„Owocowe autka”

W środę wykonaliśmy owocowe autka z jabłek i winogron. Choć zadanie to, wydawałoby się proste do wykonania – wbić wykałaczkę w twarde jabłko, to nie lada wyzwanie.  Zadaniu temu towarzyszyły zabawy matematyczne – ułamki? /1/2 jabłka, 1/8 to nasz samochodzik/. Oj, ta matematyka! 🙂 Potem pani prosiła byśmy zamknęli oczy i zadawała nam trudne pytania: „ile autko ma kół?”,  „ile zużyliśmy wykałaczek?” itp.   Pozostałe owoce wykorzystaliśmy do zabaw w sklep. Ważyliśmy i sprzedawaliśmy owoce, warzywa. Największym problemem okazało się wydawanie reszty. Kto pokryje manko? Może Pani?!

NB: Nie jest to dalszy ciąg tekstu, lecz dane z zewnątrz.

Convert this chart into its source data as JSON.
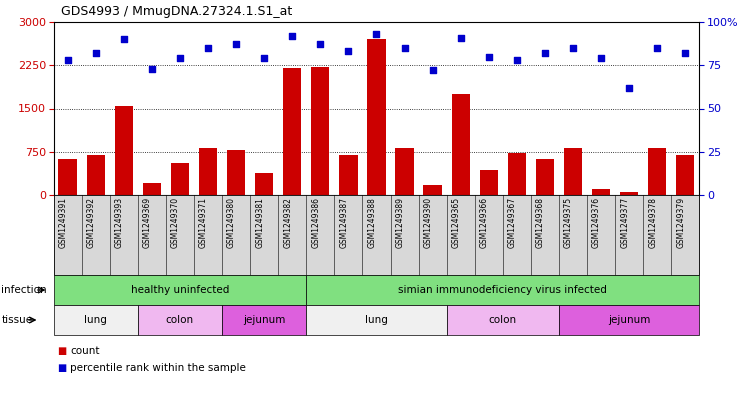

Następnego dnia wykonaliśmy sałatkę owocową, była przepyszna – mniam, mniam…   Niestety nie udało się wykonać zdjęć, bo sok tryskał na wszystkie strony……                                                                                       W przyszłym tygodniu pojawi się kolejny,  tajemniczy gość – oczywiście będzie smacznie i zdrowo!